白墨看到這一幕,眼神微微凝重,他能感覺得到,陳老道兩只腳都抬起的那一刻,就是死亡降臨的時候。
顧不得剛回歸平衡的身體,拔出鬼傘釘住陳老道的一只腳,雖然這樣有可能拉下殘疾,但是有靈異存在總有修復的機會。
陳老道也發了狠,拿起鬼劍就是插進另一只腳面,足印靈異被兩人擊退了!
見陳老道已經脫離了生命危險,白墨拿起鬼傘,依靠鬼傘的恐怖級別,對付這些鬼奴基本就是一傘一個,甚至鬼傘一掄就是一片空地。
“金……金布還有一塊在那邊的包裹里面,快,快去!”
白墨點頭,撐起鬼傘。
在撐起鬼傘的狀態下,白墨有著飛行和穿墻的能力,另外,還獲得了完全復蘇的鬼傘遺留下來的,瞬間移動的能力!

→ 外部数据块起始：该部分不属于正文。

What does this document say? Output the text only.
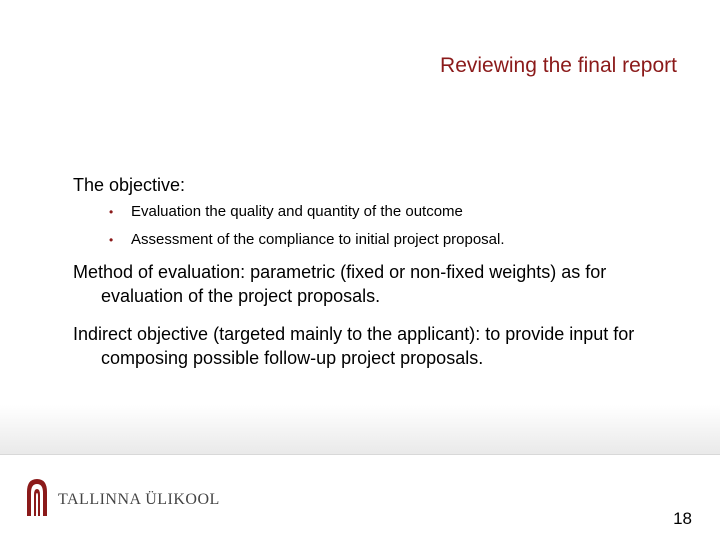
Reviewing the final report

The objective:

•	Evaluation the quality and quantity of the outcome
•	Assessment of the compliance to initial project proposal.

Method of evaluation: parametric (fixed or non-fixed weights) as for evaluation of the project proposals.

Indirect objective (targeted mainly to the applicant): to provide input for composing possible follow-up project proposals.

TALLINNA ÜLIKOOL
18
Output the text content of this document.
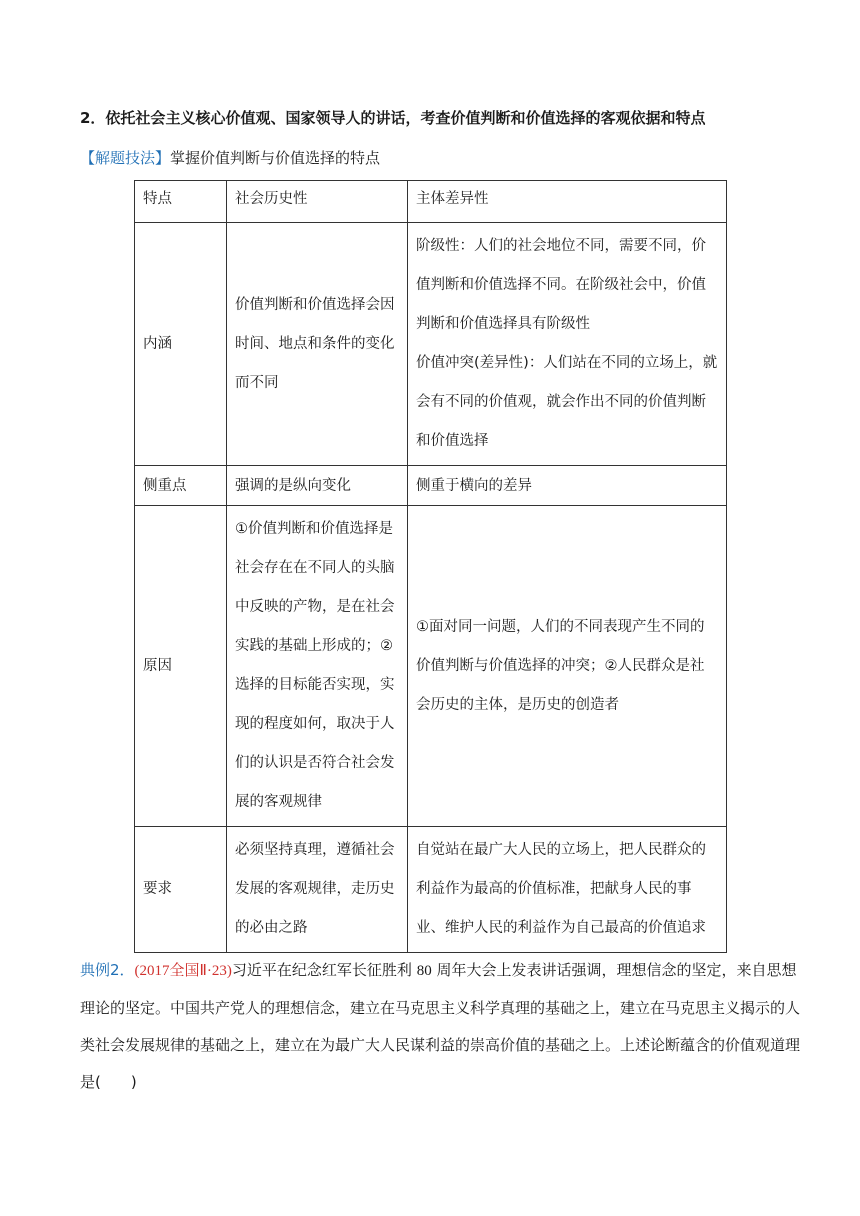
2．依托社会主义核心价值观、国家领导人的讲话，考查价值判断和价值选择的客观依据和特点
【解题技法】掌握价值判断与价值选择的特点
特点	社会历史性	主体差异性
内涵	价值判断和价值选择会因时间、地点和条件的变化而不同	阶级性：人们的社会地位不同，需要不同，价值判断和价值选择不同。在阶级社会中，价值判断和价值选择具有阶级性
价值冲突(差异性)：人们站在不同的立场上，就会有不同的价值观，就会作出不同的价值判断和价值选择

侧重点	强调的是纵向变化	侧重于横向的差异
原因	①价值判断和价值选择是社会存在在不同人的头脑中反映的产物，是在社会实践的基础上形成的；②选择的目标能否实现，实现的程度如何，取决于人们的认识是否符合社会发展的客观规律	①面对同一问题，人们的不同表现产生不同的价值判断与价值选择的冲突；②人民群众是社会历史的主体，是历史的创造者
要求	必须坚持真理，遵循社会发展的客观规律，走历史的必由之路	自觉站在最广大人民的立场上，把人民群众的利益作为最高的价值标准，把献身人民的事业、维护人民的利益作为自己最高的价值追求
典例2．(2017全国Ⅱ·23)习近平在纪念红军长征胜利 80 周年大会上发表讲话强调，理想信念的坚定，来自思想理论的坚定。中国共产党人的理想信念，建立在马克思主义科学真理的基础之上，建立在马克思主义揭示的人类社会发展规律的基础之上，建立在为最广大人民谋利益的崇高价值的基础之上。上述论断蕴含的价值观道理是( )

范文祥那邊狀態還不錯,剛駕馭了兩只厲鬼的他,對付鬼奴完全沒有問題。
所以白墨也沒有在他那邊下心思,把火機和紅色鬼燭遞給陳老道,讓失去戰斗能力的他得以自保,才把金布從包裹里掏出來。
“嘿嘿嘿,讓我受了這么多苦的源頭……你,準備好了嘛?”白墨撐傘歪嘴挑釁。
他現在有著足夠囂張的資本,鬼傘下的他,可以自由闖出這片鬼域,而且鬼傘的本能會在危險的時刻,自動瞬移。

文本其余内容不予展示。